“No, you didn’t. You knew nothing about me then. I was no more to you than Lardo the Cook or Baldy or Rambo the Bouncer.”
“Does a person have to know all about another before she can like his looks—and—and other things about him? I’m rather an instinctive person.”
“Yes, but you don’t trust to instinct altogether. I think you had a reason for offering me friendship.”
“Perhaps I had—then,” she admitted after a little. “But it’s been different since. It was silly, I suppose—stupid. But I liked you almost at once; and when I like a person I’m not slow to show it.”
“I believe you,” he said. “Otherwise I’d not be here with you now. But tell me what was the beginning of it all.”
Another pause. Then: “I’d rather not—just yet.”
“All right. I’ll not press you for an answer. But I imagine it’s hardly necessary. I think I know.”
“But you can’t!”
“Oh, yes, I can. I think I almost knew even that first day. But now about seeing you in the future. I want to, of course, and I think you want me to. I believe I’ll walk over to the ranch to-morrow evening and call on you. Would there be a great upheaval?”

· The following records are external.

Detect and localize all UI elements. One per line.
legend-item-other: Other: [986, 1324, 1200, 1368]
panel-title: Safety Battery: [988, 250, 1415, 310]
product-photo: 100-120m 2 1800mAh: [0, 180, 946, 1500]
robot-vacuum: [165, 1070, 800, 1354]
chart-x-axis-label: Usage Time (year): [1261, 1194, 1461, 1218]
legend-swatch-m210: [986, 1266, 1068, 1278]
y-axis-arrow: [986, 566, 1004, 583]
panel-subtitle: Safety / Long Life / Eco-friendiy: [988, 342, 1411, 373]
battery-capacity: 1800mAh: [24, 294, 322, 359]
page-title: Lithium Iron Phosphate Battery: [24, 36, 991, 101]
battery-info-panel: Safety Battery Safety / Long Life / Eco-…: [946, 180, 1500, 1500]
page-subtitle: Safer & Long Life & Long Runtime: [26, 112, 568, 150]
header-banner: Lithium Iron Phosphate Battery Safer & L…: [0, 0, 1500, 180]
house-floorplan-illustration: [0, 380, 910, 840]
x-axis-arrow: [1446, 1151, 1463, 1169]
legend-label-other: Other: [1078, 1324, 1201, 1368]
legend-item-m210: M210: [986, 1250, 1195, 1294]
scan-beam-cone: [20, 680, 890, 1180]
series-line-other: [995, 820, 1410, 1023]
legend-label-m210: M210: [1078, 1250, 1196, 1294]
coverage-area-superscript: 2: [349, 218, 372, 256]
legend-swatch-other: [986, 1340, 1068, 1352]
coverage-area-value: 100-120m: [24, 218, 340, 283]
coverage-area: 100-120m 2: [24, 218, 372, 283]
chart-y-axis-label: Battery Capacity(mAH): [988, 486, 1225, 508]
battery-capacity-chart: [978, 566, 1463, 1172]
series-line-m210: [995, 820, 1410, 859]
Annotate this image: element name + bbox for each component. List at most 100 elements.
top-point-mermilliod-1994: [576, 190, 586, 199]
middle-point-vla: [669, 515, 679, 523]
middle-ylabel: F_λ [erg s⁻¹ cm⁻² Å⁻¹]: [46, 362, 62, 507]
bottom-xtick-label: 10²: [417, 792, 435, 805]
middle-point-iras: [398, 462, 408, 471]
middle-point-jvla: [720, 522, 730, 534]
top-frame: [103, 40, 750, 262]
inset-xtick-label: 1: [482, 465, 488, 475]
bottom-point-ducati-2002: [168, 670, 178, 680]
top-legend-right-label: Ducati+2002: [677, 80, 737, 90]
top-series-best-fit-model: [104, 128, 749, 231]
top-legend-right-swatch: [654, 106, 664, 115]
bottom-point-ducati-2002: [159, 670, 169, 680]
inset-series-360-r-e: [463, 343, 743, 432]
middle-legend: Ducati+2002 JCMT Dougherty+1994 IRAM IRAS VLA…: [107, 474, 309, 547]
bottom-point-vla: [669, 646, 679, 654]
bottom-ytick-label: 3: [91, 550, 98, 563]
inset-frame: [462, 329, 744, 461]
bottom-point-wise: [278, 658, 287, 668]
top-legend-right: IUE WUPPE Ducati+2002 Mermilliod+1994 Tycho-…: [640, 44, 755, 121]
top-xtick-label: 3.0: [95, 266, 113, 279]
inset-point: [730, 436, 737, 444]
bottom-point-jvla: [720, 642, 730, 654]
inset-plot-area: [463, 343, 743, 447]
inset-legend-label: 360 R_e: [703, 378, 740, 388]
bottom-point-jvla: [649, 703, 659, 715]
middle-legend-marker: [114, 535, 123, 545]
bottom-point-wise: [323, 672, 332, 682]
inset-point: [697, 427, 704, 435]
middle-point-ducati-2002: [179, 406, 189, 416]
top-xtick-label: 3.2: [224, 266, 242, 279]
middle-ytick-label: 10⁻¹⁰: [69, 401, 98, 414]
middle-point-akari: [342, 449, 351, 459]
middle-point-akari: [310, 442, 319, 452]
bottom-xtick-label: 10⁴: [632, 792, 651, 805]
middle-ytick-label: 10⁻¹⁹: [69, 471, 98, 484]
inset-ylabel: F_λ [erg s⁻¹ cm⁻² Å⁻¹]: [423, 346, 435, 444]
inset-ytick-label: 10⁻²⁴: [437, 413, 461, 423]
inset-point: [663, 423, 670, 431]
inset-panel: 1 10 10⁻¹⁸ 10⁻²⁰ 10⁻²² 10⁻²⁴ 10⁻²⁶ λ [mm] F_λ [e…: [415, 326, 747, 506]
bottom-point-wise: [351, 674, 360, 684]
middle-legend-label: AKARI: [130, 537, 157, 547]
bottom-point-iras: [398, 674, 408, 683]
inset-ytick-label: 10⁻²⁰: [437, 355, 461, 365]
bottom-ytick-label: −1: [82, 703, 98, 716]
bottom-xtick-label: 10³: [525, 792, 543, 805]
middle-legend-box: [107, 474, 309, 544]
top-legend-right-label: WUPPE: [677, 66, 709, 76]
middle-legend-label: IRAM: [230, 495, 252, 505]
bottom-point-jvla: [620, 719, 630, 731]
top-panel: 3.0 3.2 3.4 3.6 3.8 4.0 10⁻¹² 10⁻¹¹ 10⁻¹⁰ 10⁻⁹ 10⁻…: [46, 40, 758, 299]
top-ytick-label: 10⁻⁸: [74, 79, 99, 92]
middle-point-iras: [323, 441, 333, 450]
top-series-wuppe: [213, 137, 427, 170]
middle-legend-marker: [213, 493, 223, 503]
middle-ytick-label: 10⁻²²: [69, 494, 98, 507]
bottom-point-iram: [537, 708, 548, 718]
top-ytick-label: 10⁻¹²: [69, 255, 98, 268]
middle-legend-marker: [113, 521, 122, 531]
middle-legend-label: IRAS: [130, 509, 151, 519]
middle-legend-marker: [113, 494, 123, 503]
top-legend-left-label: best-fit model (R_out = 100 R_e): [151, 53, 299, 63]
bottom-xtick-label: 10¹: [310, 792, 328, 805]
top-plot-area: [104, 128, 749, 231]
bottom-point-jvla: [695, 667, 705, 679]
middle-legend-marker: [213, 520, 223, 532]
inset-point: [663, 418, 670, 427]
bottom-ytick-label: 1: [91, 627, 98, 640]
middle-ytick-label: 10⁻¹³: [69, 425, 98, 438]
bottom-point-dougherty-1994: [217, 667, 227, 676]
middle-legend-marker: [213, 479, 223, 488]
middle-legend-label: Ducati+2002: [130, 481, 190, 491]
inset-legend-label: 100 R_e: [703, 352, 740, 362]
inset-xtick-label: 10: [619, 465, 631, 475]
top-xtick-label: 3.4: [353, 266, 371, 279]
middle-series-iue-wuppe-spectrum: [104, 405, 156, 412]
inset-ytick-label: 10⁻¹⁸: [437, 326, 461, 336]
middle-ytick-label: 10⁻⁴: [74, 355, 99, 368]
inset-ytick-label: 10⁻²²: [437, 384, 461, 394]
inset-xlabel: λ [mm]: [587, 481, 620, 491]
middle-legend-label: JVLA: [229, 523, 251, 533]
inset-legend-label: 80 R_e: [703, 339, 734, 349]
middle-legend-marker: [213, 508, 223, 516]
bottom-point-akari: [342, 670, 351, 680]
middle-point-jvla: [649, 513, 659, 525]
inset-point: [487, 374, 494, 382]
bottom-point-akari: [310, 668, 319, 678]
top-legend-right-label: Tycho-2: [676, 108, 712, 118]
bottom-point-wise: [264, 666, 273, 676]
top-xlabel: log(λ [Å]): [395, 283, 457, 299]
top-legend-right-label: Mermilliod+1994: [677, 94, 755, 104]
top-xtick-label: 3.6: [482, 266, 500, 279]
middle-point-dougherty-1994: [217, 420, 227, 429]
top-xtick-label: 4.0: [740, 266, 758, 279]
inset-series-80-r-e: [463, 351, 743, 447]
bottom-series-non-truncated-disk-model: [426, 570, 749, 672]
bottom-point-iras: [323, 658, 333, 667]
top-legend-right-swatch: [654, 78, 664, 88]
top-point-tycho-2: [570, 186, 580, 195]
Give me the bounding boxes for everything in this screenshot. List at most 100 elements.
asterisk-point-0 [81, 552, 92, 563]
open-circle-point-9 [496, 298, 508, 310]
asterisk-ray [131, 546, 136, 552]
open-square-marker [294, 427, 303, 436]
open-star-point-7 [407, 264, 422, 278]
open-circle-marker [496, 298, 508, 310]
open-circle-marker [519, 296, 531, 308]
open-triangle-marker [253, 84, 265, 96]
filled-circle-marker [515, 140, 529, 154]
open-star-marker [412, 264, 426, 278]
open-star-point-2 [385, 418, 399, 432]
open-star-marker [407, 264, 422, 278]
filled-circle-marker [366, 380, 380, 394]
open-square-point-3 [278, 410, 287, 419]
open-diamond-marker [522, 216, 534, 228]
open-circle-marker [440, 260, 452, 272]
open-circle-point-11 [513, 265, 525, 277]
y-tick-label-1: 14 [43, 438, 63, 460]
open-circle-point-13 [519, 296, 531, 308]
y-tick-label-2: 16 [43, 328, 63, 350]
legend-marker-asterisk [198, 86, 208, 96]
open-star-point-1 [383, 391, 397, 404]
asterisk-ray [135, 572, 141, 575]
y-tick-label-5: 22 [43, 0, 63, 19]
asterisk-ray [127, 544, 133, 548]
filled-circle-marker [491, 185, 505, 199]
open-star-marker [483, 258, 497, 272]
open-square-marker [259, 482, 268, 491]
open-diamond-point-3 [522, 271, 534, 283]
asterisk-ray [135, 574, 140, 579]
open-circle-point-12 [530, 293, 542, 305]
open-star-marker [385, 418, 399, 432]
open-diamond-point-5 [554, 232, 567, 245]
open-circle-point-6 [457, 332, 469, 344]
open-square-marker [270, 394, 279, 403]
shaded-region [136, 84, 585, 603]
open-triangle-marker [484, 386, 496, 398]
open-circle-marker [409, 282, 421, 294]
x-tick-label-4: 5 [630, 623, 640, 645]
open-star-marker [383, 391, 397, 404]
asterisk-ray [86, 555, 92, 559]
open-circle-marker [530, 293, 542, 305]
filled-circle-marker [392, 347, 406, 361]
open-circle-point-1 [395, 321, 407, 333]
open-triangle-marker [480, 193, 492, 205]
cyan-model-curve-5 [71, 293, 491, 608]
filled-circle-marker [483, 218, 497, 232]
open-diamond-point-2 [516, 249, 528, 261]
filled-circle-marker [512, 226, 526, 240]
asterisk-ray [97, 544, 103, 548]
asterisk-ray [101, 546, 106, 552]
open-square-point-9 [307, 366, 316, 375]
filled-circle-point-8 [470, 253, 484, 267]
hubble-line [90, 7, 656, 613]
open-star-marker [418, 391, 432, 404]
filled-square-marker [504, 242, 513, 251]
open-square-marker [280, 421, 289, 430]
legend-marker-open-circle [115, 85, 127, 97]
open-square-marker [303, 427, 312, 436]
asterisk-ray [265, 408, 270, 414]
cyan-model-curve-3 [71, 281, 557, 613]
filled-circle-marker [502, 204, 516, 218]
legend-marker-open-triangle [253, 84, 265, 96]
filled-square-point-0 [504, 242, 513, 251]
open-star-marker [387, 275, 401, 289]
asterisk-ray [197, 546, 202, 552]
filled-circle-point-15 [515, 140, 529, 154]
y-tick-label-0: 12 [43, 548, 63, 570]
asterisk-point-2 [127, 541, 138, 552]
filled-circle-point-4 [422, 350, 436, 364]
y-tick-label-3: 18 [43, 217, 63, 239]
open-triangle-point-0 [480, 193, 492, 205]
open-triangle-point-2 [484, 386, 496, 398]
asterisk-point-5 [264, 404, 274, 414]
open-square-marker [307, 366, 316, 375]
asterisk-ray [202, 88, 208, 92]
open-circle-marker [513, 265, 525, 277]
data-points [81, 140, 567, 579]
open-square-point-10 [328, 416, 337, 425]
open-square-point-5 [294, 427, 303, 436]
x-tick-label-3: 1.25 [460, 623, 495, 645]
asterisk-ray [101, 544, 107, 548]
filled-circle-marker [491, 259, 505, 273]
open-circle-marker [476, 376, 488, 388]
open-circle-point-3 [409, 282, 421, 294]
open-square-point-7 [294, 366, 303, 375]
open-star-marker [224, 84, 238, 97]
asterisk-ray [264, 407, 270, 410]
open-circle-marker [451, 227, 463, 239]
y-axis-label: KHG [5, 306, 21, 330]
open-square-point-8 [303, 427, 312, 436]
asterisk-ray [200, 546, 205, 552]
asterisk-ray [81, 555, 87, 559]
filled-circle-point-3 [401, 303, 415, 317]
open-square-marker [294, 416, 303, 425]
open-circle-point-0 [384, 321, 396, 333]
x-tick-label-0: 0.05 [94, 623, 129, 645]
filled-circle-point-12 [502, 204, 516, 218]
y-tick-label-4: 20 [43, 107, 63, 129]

“I’m afraid there would be—afterward. You see, Pa Squawtooth is pretty much of a snob. I have to admit it. He’s been getting pretty well off the last few years; and now this railroad will make him rich, he thinks. For my part, I have no desire to be wealthy—but that has nothing to do with the situation. Pa’s only a money snob, though. He’s democratic enough other ways, and has always encouraged me to be the same. That is, up until lately. Since I’ve grown up I notice he doesn’t approve of many of the things I do. We have dances around here sometimes. I used always to go with Ed Chazzy or ‘Lucky’ Gilfoyle or Splicer Kurtz, or some other desert rat, and he’d say nothing. But now he takes me himself, or tags along; and if I’m with any particular vaquero two minutes longer than I’m with any of the others he nearly strokes his whispers out. In fact, he’s told me outright that, since he’s becoming rich, I mustn’t be too free with the cow-punchers and all that. Now, if ‘Limpy’ Pardoe, for instance, were to strike it rich in a gold claim that he does assessment work on every year, why, I’ll bet pa would let me dance with him. So you see what kind of a snob he is—just a money snob, not a folks snob. And it’s so new I haven’t got used to it. It came on him all of a sudden when beef sold so high, and the railroad began to boom up. He’ll get over it. I hope so, anyway. So you see—well, I don’t know whether he’d like you or not. That is, admit he liked you. And he’d probably ask me not to invite you to come again. Then I’d have to meet you like this, if I saw you at all, while now I just do it.”